Devant nous avoit deux heraulx du Roy, dont l’un avoit nom Guilleaume de Bron, et l’autre Jehan de Gaymaches, ausquelz les Turcs, qui estoient entre le ru et le fleuve, comme j’ay dit, amenerent tout plain de villains à pié, gens du païs, qui leur gettoient bonnes mottes de terre, et de grosses pierres à tour de braz. Et au darrenier, ilz amenerent ung autre villain Turc, qui leur gecta trois foiz le feu gregois. Et à l’une des foiz il print à la robbe de Guilleaume de Bron, et l’estaignit tantost, dont besoing lui fut. Car s’il se fust allumé, il fust tout bruslé. Et nous estions tous couvers de pilles[1] et de tretz qui eschappoient des Turcs, qui tiroient à ces deux heraulx. Or me advint que je trouvé illec prés ung gaubison[2] d’estouppe qui avoit esté à ung Sarrazin : et je tourné le fendu devers moy, et en fis escu, dont grant besoing m’eut ; car je ne fu blecié de leurs pilles que en cinq lieux, et mon cheval l’estoit en quinze lieux. Et ainsi tantoust, comme Dieu le voulut, arriva illecques ung de mes bourgeois de Jonville, qui me apportoit une banniere à mes armes, et ung grant cousteau de guerre dont je n’avois point. Et desormais que ces villains Turcs, qui estoient à pié, faisoient presse à ces heraulx, nous leur courions sus, et tantoust s’enfuyoient.

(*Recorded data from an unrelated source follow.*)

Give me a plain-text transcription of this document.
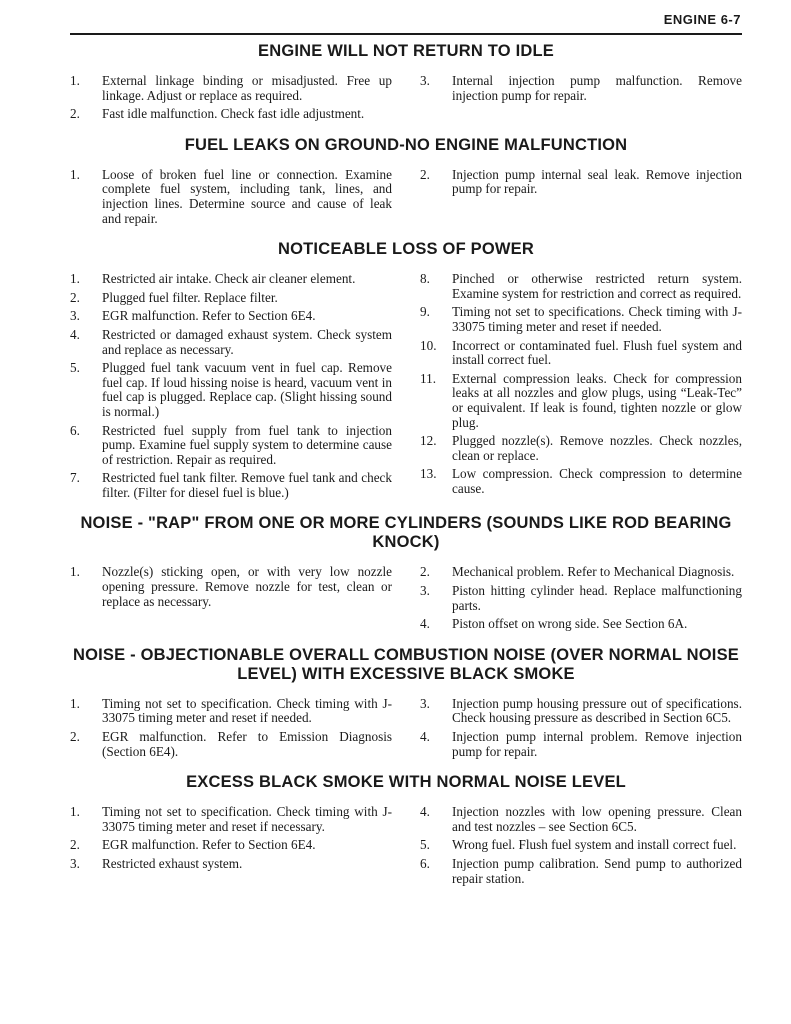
ENGINE 6-7
ENGINE WILL NOT RETURN TO IDLE
1.	External linkage binding or misadjusted. Free up linkage. Adjust or replace as required.
2.	Fast idle malfunction. Check fast idle adjustment.
3.	Internal injection pump malfunction. Remove injection pump for repair.
FUEL LEAKS ON GROUND-NO ENGINE MALFUNCTION
1.	Loose of broken fuel line or connection. Examine complete fuel system, including tank, lines, and injection lines. Determine source and cause of leak and repair.
2.	Injection pump internal seal leak. Remove injection pump for repair.
NOTICEABLE LOSS OF POWER
1.	Restricted air intake. Check air cleaner element.
2.	Plugged fuel filter. Replace filter.
3.	EGR malfunction. Refer to Section 6E4.
4.	Restricted or damaged exhaust system. Check system and replace as necessary.
5.	Plugged fuel tank vacuum vent in fuel cap. Remove fuel cap. If loud hissing noise is heard, vacuum vent in fuel cap is plugged. Replace cap. (Slight hissing sound is normal.)
6.	Restricted fuel supply from fuel tank to injection pump. Examine fuel supply system to determine cause of restriction. Repair as required.
7.	Restricted fuel tank filter. Remove fuel tank and check filter. (Filter for diesel fuel is blue.)
8.	Pinched or otherwise restricted return system. Examine system for restriction and correct as required.
9.	Timing not set to specifications. Check timing with J-33075 timing meter and reset if needed.
10.	Incorrect or contaminated fuel. Flush fuel system and install correct fuel.
11.	External compression leaks. Check for compression leaks at all nozzles and glow plugs, using “Leak-Tec” or equivalent. If leak is found, tighten nozzle or glow plug.
12.	Plugged nozzle(s). Remove nozzles. Check nozzles, clean or replace.
13.	Low compression. Check compression to determine cause.
NOISE - "RAP" FROM ONE OR MORE CYLINDERS (SOUNDS LIKE ROD BEARING KNOCK)
1.	Nozzle(s) sticking open, or with very low nozzle opening pressure. Remove nozzle for test, clean or replace as necessary.
2.	Mechanical problem. Refer to Mechanical Diagnosis.
3.	Piston hitting cylinder head. Replace malfunctioning parts.
4.	Piston offset on wrong side. See Section 6A.
NOISE - OBJECTIONABLE OVERALL COMBUSTION NOISE (OVER NORMAL NOISE LEVEL) WITH EXCESSIVE BLACK SMOKE
1.	Timing not set to specification. Check timing with J-33075 timing meter and reset if needed.
2.	EGR malfunction. Refer to Emission Diagnosis (Section 6E4).
3.	Injection pump housing pressure out of specifications. Check housing pressure as described in Section 6C5.
4.	Injection pump internal problem. Remove injection pump for repair.
EXCESS BLACK SMOKE WITH NORMAL NOISE LEVEL
1.	Timing not set to specification. Check timing with J-33075 timing meter and reset if necessary.
2.	EGR malfunction. Refer to Section 6E4.
3.	Restricted exhaust system.
4.	Injection nozzles with low opening pressure. Clean and test nozzles – see Section 6C5.
5.	Wrong fuel. Flush fuel system and install correct fuel.
6.	Injection pump calibration. Send pump to authorized repair station.
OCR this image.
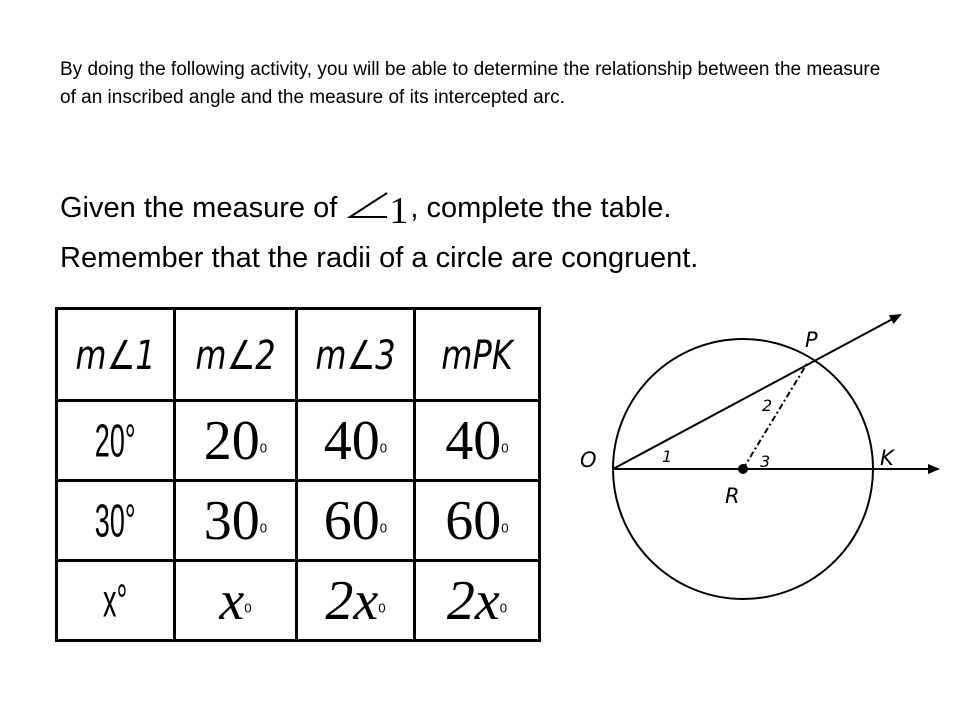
By doing the following activity, you will be able to determine the relationship between the measure of an inscribed angle and the measure of its intercepted arc.

Given the measure of 1, complete the table.
Remember that the radii of a circle are congruent.
m∠1	m∠2	m∠3	mPK
20°	$20^0$	$40^0$	$40^0$
30°	$30^0$	$60^0$	$60^0$
x°	$x^0$	$2x^0$	$2x^0$
O
P
K
R
1
2
3
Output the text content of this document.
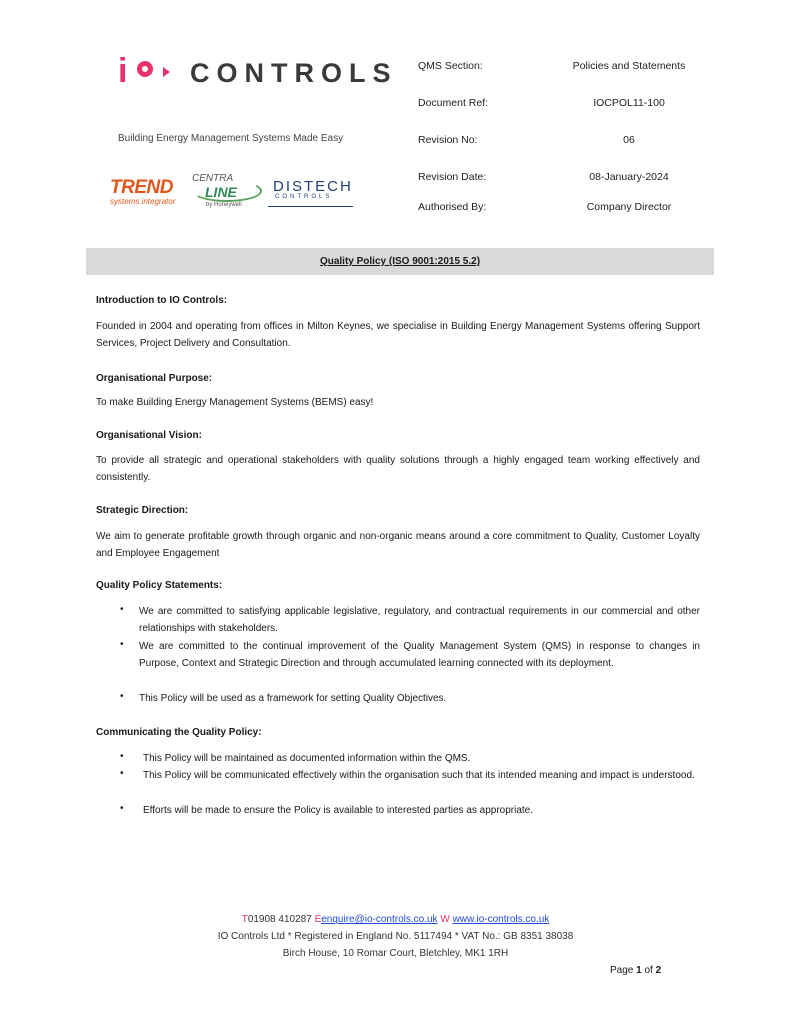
i CONTROLS
Building Energy Management Systems Made Easy
TREND
systems integrator
CENTRA
LINE
by Honeywell
DISTECH
CONTROLS
QMS Section:	Policies and Statements
Document Ref:	IOCPOL11-100
Revision No:	06
Revision Date:	08-January-2024
Authorised By:	Company Director
Quality Policy (ISO 9001:2015 5.2)
Introduction to IO Controls:
Founded in 2004 and operating from offices in Milton Keynes, we specialise in Building Energy Management Systems offering Support Services, Project Delivery and Consultation.
Organisational Purpose:
To make Building Energy Management Systems (BEMS) easy!
Organisational Vision:
To provide all strategic and operational stakeholders with quality solutions through a highly engaged team working effectively and consistently.
Strategic Direction:
We aim to generate profitable growth through organic and non-organic means around a core commitment to Quality, Customer Loyalty and Employee Engagement
Quality Policy Statements:
• We are committed to satisfying applicable legislative, regulatory, and contractual requirements in our commercial and other relationships with stakeholders.
• We are committed to the continual improvement of the Quality Management System (QMS) in response to changes in Purpose, Context and Strategic Direction and through accumulated learning connected with its deployment.
• This Policy will be used as a framework for setting Quality Objectives.
Communicating the Quality Policy:
• This Policy will be maintained as documented information within the QMS.
• This Policy will be communicated effectively within the organisation such that its intended meaning and impact is understood.
• Efforts will be made to ensure the Policy is available to interested parties as appropriate.
T01908 410287 Eenquire@io-controls.co.uk W www.io-controls.co.uk
IO Controls Ltd * Registered in England No. 5117494 * VAT No.: GB 8351 38038
Birch House, 10 Romar Court, Bletchley, MK1 1RH
Page 1 of 2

Et ainsi que nous estions là gardans ce poncel, le bon conte de Soissons, quant nous estions retournez de

  1. Pilles ou pillots : traits d’arbalète.
  2. Gaubison : il faut lire ganbison ou gamboison. C’étoit un vêtement contrepointé, garni de laine entassée et battue avec du vinaigre. Il résistoit au fer.